公開後、2週目に突入しているアフディリン・シャウキ(Afdlin Shauki)監督・主演作品『スモウ・ラー(Sumo Lah)』について。
原作者・第二監督として制作にかかわった当地在住の映画人窪田道博氏のブログによると『スパイダーマン3』、『ネクスト』といったハリウッド作のつぐ3位の興行成績を記録しているとのこと。
また、海外配給も視野に入れているとのことで、すぐにビデオ化はしないということなので、劇場に足を運んでもらいたい、という応援の意味も含めた一文だ。
まず、窪田氏が述べているようにこの映画はマレー映画ではなく、“マレーシア映画”である。
本作の前に公開され、地元映画興行記録を更新したホラー映画『Jangan Pandan Belakang』を観たのだが、やぱりマレー映画の範疇であった。何がマレー映画なのかという点で、難しい御託を並べるつもりはなく、簡単に言えばマレー語で多数派のマレー系を客として作った映画である。
やはり600万リンギット超という興行成績を叩き出すには、この基本線は動かしがたい、というところか。(まぁ、『Jangan Pandan Belakang』には、マレー映画でならなければいけない理由もあるのだが。また、いつか機会があったら詳説しましょう)
それまで10年も1位であり続けたユソフ・ハスラム監督『Sembilu2』も、マレー系のツボを押えた三角関係+悲恋という90年代の黄金のパターンだった。正直言って、マレー系以外を惹きつける要素は皆無という感じだった。
さて、本作『スモウ・ラー』がマレーシア映画というゆえんは、シンガポール人コメディアン、グルミット・シン(Gurmit Singh)やタイ人女優のインティラ・チャロンプラ(Intira Charoenpura)、中華系のパトリック・ティオらのキャスティングによるところが大きいが、それ以上にマレー語や英語、そして日本語までが飛び出す多言語であることであることを特筆したい。特に英語・マレー語がつなぎ目なく繰り出されるシームレスさというのが、マレーシアの都市で暮らす人々のリアルな状況を描き出しており、マレーシア映画として欠かせない要素になってきている。
(写真:着物風衣装で『スモウ・ラー』を思いっきり宣伝しているアフディリン、右。ちなみに真ん中は、『細い目』にも出演しているアディバ・ノール。それにしても3人あわせて○kgというショット)
それで、今の映画界の人材を見回して、マレー系に軸を置きながら、マレー系以外にも支持される作品を作れる可能性を一番秘めているのが、アフディリン以外に見当たらない。
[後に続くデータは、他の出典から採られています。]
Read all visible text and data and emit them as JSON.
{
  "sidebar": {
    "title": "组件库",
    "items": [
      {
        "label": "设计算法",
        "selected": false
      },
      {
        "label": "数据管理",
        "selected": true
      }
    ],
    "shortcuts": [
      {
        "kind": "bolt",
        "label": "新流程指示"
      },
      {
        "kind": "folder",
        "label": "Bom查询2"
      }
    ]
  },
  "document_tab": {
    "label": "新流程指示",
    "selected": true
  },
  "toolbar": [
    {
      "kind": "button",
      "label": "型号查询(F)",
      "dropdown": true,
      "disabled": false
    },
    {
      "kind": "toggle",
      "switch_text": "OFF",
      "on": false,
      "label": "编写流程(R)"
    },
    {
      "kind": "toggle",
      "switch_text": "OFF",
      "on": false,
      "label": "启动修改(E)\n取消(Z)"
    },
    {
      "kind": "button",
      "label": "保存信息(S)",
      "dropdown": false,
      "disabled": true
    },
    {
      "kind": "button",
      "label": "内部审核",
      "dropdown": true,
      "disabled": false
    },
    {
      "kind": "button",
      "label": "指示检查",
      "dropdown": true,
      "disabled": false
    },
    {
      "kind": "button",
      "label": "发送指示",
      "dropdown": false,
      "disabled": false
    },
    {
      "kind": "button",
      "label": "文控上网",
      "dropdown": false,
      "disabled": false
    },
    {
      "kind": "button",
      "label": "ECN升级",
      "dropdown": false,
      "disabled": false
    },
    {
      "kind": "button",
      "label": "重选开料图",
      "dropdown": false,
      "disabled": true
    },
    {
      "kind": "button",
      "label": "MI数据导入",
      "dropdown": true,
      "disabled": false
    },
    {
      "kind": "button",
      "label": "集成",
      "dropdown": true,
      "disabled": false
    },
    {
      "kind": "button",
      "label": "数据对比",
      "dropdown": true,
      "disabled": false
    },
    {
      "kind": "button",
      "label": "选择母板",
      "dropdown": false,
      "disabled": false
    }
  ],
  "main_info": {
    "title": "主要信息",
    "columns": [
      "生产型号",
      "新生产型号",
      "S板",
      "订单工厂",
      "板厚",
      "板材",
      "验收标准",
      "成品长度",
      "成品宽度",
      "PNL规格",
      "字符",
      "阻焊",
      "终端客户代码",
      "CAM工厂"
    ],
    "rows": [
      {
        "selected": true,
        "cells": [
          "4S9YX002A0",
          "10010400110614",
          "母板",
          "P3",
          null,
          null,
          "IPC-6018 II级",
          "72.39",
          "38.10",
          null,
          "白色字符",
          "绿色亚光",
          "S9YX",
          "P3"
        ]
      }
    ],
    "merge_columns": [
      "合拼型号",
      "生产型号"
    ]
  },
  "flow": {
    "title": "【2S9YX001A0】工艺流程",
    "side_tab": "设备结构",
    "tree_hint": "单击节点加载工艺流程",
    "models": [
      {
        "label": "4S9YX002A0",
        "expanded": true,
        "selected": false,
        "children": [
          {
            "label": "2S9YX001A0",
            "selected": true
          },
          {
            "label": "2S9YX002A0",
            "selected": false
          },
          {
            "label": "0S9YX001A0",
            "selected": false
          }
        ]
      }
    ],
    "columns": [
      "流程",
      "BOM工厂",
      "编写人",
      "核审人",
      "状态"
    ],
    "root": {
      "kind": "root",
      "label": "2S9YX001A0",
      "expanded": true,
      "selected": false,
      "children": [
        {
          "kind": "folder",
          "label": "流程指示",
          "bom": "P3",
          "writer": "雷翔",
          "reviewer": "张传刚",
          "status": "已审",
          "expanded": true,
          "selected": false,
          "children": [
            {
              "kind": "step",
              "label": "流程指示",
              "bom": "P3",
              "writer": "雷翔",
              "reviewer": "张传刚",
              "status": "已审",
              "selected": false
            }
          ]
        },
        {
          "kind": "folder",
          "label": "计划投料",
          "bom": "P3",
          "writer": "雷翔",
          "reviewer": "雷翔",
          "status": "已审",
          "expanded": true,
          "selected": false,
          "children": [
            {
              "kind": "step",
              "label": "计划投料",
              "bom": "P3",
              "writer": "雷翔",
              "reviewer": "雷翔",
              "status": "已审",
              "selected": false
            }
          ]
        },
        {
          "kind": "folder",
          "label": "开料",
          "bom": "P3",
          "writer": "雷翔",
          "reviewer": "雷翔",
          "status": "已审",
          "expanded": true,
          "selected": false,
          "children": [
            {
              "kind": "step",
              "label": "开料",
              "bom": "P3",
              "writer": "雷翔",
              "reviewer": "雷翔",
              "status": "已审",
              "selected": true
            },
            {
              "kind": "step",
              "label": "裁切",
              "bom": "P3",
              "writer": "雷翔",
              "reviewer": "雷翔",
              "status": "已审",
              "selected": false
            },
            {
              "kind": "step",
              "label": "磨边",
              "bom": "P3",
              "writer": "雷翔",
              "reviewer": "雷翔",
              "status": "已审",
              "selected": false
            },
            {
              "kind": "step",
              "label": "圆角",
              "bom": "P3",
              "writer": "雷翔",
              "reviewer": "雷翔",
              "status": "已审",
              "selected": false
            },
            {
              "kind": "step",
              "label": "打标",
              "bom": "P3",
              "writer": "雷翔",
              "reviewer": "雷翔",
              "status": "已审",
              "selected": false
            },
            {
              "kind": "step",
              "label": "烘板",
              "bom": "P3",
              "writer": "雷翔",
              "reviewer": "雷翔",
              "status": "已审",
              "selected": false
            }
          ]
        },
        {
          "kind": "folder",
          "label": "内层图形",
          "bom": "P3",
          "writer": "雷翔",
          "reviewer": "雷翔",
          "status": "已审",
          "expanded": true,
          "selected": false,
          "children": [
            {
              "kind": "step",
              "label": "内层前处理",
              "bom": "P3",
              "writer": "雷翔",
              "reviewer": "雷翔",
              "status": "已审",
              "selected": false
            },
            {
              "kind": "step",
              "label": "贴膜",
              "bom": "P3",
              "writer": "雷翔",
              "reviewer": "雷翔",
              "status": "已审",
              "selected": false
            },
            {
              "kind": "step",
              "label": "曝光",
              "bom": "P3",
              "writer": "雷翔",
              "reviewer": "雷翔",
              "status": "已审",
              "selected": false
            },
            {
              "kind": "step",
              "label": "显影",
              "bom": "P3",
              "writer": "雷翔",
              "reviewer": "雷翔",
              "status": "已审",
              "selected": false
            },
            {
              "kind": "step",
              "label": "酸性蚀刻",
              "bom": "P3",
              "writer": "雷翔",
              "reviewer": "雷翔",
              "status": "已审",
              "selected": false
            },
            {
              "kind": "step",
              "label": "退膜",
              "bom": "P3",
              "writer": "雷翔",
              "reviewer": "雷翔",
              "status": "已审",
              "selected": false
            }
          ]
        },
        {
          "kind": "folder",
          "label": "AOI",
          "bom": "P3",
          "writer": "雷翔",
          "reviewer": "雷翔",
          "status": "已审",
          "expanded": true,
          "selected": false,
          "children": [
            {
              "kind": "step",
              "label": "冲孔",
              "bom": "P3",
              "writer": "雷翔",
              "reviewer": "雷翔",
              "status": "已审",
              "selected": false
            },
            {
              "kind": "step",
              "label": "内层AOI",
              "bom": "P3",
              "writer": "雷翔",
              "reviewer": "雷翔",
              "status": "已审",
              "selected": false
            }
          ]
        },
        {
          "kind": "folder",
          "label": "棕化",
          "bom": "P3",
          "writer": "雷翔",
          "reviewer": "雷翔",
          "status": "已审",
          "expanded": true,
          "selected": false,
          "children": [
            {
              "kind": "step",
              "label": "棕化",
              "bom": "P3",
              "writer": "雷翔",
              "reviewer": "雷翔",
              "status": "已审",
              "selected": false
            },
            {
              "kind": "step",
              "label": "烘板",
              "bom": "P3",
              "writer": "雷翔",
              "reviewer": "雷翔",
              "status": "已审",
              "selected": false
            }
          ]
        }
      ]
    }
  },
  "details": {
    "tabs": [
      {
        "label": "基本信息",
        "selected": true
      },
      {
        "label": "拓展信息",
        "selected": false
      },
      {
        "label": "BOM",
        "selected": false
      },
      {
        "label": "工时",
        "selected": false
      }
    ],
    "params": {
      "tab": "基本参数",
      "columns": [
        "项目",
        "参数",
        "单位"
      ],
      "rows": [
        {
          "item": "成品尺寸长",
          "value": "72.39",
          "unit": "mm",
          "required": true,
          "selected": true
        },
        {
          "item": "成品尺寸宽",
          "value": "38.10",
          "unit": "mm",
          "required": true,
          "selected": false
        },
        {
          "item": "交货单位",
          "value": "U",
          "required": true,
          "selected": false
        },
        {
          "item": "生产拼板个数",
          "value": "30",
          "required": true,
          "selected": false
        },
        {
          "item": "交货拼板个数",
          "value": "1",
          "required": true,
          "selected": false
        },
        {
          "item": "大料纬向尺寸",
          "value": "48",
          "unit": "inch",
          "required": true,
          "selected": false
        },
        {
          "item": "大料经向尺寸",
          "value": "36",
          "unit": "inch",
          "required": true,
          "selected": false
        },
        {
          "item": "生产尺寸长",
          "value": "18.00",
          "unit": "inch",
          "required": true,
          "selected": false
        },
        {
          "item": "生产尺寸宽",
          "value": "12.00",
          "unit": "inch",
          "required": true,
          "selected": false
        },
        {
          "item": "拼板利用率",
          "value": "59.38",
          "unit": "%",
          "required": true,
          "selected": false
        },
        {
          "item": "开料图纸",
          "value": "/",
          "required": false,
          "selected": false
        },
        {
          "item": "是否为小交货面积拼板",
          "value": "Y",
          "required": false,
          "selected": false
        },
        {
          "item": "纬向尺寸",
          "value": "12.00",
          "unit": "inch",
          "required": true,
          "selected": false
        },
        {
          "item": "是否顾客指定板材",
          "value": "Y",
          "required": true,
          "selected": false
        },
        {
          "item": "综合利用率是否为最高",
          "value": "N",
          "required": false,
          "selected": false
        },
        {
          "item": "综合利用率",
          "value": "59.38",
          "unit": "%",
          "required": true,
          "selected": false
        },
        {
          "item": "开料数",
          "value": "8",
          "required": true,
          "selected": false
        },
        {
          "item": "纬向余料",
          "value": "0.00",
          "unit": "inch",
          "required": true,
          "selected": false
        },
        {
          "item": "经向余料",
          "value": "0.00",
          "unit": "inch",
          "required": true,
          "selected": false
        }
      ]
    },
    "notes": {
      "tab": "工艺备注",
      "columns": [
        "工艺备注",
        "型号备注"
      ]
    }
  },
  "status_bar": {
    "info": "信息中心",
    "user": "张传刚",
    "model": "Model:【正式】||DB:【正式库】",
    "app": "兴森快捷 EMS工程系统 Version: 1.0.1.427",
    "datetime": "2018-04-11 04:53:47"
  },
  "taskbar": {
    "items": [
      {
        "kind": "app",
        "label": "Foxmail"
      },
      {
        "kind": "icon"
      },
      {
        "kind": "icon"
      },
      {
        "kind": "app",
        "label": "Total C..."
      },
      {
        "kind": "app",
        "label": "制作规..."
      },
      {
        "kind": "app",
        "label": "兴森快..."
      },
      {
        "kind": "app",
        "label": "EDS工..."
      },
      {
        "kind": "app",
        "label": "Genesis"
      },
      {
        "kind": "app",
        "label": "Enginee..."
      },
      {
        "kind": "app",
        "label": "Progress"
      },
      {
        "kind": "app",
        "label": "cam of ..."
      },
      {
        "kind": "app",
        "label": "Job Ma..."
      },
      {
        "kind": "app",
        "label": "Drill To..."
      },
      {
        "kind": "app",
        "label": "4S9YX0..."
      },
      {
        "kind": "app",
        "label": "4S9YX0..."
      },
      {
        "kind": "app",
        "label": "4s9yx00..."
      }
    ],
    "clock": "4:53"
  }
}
さっき述べた言語のシームレスについて、アフディリンはマレー語、英語、それぞれの面白い話術や表現を場面によって効果的に使い分けることをコメディーで場数を踏だことで才能を磨いてきた。当地でも人気があるシンガポールの英語コメディー『プア・チュウカン』のグルミット・シンが、アフディリンと仕事をしているのも、この辺を才能をかぎつけているからだと思う。
まぁ、アフディリンは、太っちょでも演技で、温かい好人物になり、顔も観ているうちに味が出てくるタイプ。ちょっと日本の芸能人には疎いので例えられないが、『キングコング』に出演したジャック・ブラックのように弁が立って、頭が切れるという感じを、もっと人の良さでまろやかにしたタイプのデブ・タレントだ。
本作の相撲がテーマであるので、マレー色が薄いこともあるが、本作が成功したらこれからもっと地元映画が、多民族的なマレーシア映画への流れができることを確信する次第だ。
もうひとつ付け加えるならば、地元映画界で外国人の才能や手腕が注目されてきていることもある。窪田氏もさることながら、昨年ヒットした『Cinta』(関連記事はこちら)カビール・バハ監督は、インド人で、テレビ制作の経歴から一気に長編映画のメガホンを取る機会を得た。
まぁ、本作が地元映画を変えるという大風呂敷は、脇においておいてもらって、日本をテーマにした映画を劇場で地元の人の反応を見ながら楽しむの一興だと思う。